As always, I love love love to hear your thoughts!

Then Break Me Open and Drink

Think of me when you think of me as a skyscraper
reaching beyond clouds, a shimmering spine
of steel sloping down, past pulleys moving cells
of workers up and in or beyond the light
into basement corridors, a complex web
of subterranean desire.  Think of me
as a damp dirt floor, where packs of rats
travel through tunnels and trains, reconnaissance
troops following the scent of metal on track.
Think of me tracking your descent from fresh
waters to coastal lagoons that taste salty
on my tongue’s tip. Think of me as you rise me
like a cliffhanger along pacific shores. Think of me
as a littoral cave in that cliff, clinging to ocean
air through my core. Take a deep breath now
think of me as an expressway going everywhere
quick then roll my tires alongside a split-rail
fence and fill them with portulaca and mint.
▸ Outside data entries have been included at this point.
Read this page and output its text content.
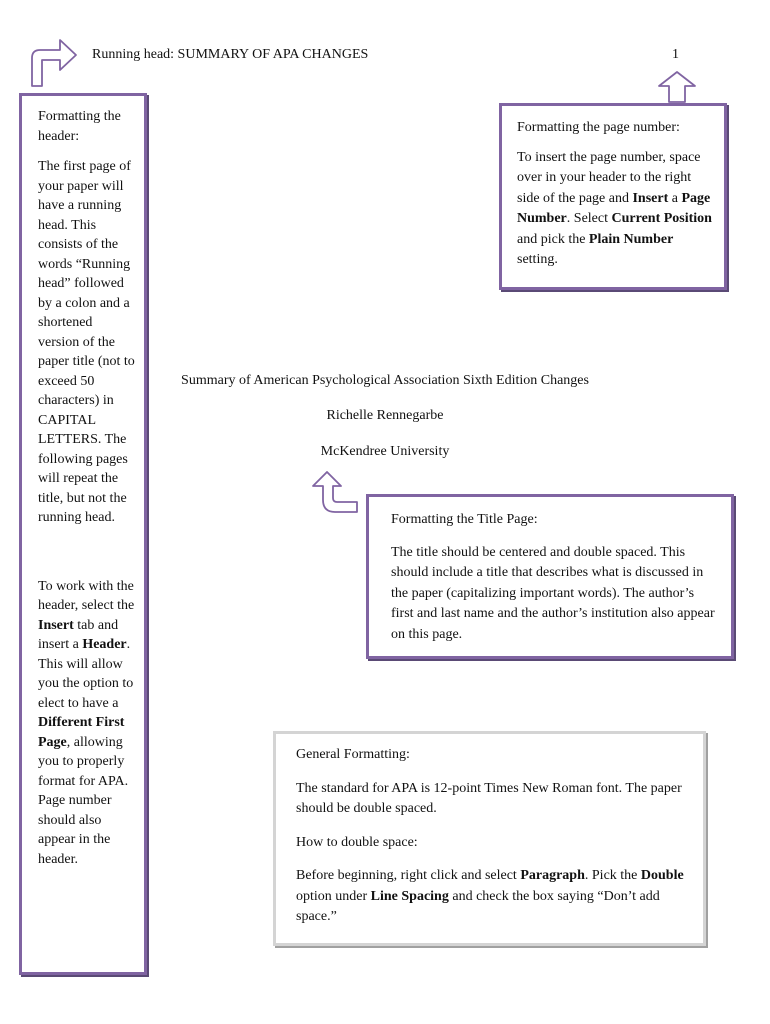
Running head: SUMMARY OF APA CHANGES	1

Formatting the header:

The first page of your paper will have a running head. This consists of the words “Running head” followed by a colon and a shortened version of the paper title (not to exceed 50 characters) in CAPITAL LETTERS. The following pages will repeat the title, but not the running head.

To work with the header, select the Insert tab and insert a Header. This will allow you the option to elect to have a Different First Page, allowing you to properly format for APA. Page number should also appear in the header.

Formatting the page number:

To insert the page number, space over in your header to the right side of the page and Insert a Page Number. Select Current Position and pick the Plain Number setting.

Summary of American Psychological Association Sixth Edition Changes
Richelle Rennegarbe
McKendree University

Formatting the Title Page:

The title should be centered and double spaced. This should include a title that describes what is discussed in the paper (capitalizing important words). The author’s first and last name and the author’s institution also appear on this page.

General Formatting:

The standard for APA is 12-point Times New Roman font. The paper should be double spaced.

How to double space:

Before beginning, right click and select Paragraph. Pick the Double option under Line Spacing and check the box saying “Don’t add space.”
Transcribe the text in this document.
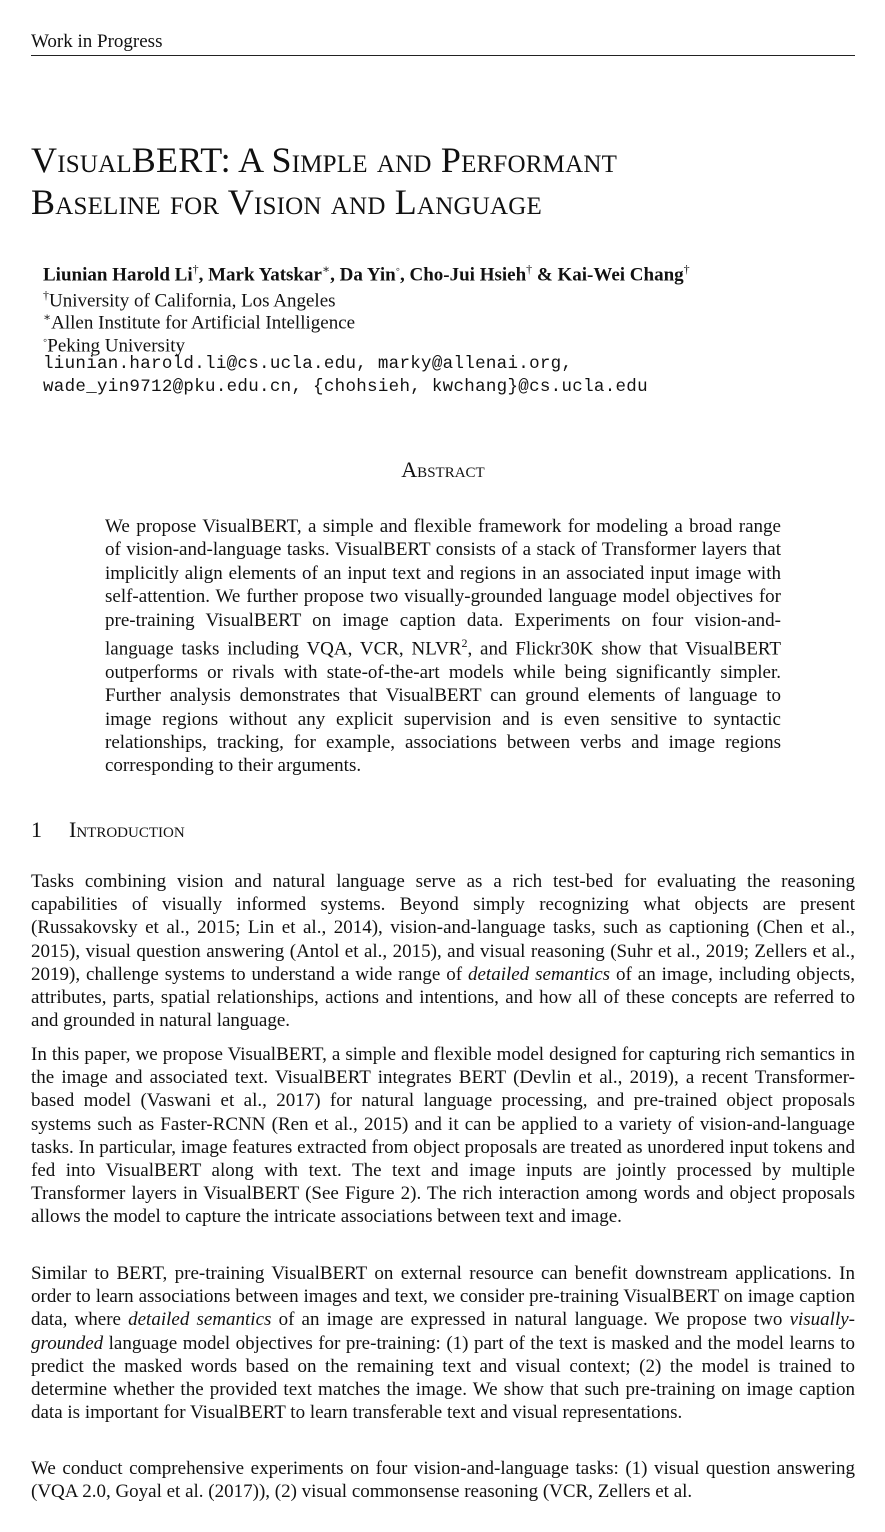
Work in Progress
VisualBERT: A Simple and Performant
Baseline for Vision and Language
Liunian Harold Li†, Mark Yatskar∗, Da Yin◦, Cho-Jui Hsieh† & Kai-Wei Chang†
†University of California, Los Angeles
∗Allen Institute for Artificial Intelligence
◦Peking University
liunian.harold.li@cs.ucla.edu, marky@allenai.org,
wade_yin9712@pku.edu.cn, {chohsieh, kwchang}@cs.ucla.edu
Abstract
We propose VisualBERT, a simple and flexible framework for modeling a broad range of vision-and-language tasks. VisualBERT consists of a stack of Transformer layers that implicitly align elements of an input text and regions in an associated input image with self-attention. We further propose two visually-grounded language model objectives for pre-training VisualBERT on image caption data. Experiments on four vision-and-language tasks including VQA, VCR, NLVR$^2$, and Flickr30K show that VisualBERT outperforms or rivals with state-of-the-art models while being significantly simpler. Further analysis demonstrates that VisualBERT can ground elements of language to image regions without any explicit supervision and is even sensitive to syntactic relationships, tracking, for example, associations between verbs and image regions corresponding to their arguments.
1 Introduction
Tasks combining vision and natural language serve as a rich test-bed for evaluating the reasoning capabilities of visually informed systems. Beyond simply recognizing what objects are present (Russakovsky et al., 2015; Lin et al., 2014), vision-and-language tasks, such as captioning (Chen et al., 2015), visual question answering (Antol et al., 2015), and visual reasoning (Suhr et al., 2019; Zellers et al., 2019), challenge systems to understand a wide range of detailed semantics of an image, including objects, attributes, parts, spatial relationships, actions and intentions, and how all of these concepts are referred to and grounded in natural language.
In this paper, we propose VisualBERT, a simple and flexible model designed for capturing rich semantics in the image and associated text. VisualBERT integrates BERT (Devlin et al., 2019), a recent Transformer-based model (Vaswani et al., 2017) for natural language processing, and pre-trained object proposals systems such as Faster-RCNN (Ren et al., 2015) and it can be applied to a variety of vision-and-language tasks. In particular, image features extracted from object proposals are treated as unordered input tokens and fed into VisualBERT along with text. The text and image inputs are jointly processed by multiple Transformer layers in VisualBERT (See Figure 2). The rich interaction among words and object proposals allows the model to capture the intricate associations between text and image.
Similar to BERT, pre-training VisualBERT on external resource can benefit downstream applications. In order to learn associations between images and text, we consider pre-training VisualBERT on image caption data, where detailed semantics of an image are expressed in natural language. We propose two visually-grounded language model objectives for pre-training: (1) part of the text is masked and the model learns to predict the masked words based on the remaining text and visual context; (2) the model is trained to determine whether the provided text matches the image. We show that such pre-training on image caption data is important for VisualBERT to learn transferable text and visual representations.
We conduct comprehensive experiments on four vision-and-language tasks: (1) visual question answering (VQA 2.0, Goyal et al. (2017)), (2) visual commonsense reasoning (VCR, Zellers et al.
Brush my skin with your fingertip as I become
the wheel, the dirt, the bloom. Think of me
as a weed pushing through the sidewalk’s crack
anointing spring, seeking sunlight through storms
and the clap of thunderous applause for the fact
you write at all.  Think of me when you can’t recall
a simple image from your childhood and can’t
forget that last goodbye in your children’s eyes.
Think of me when you think of the rain dancing
on the canopies of trees that lunge toward the sky
and saturate vines with delicately flavored flowers
waiting for you to do more than think.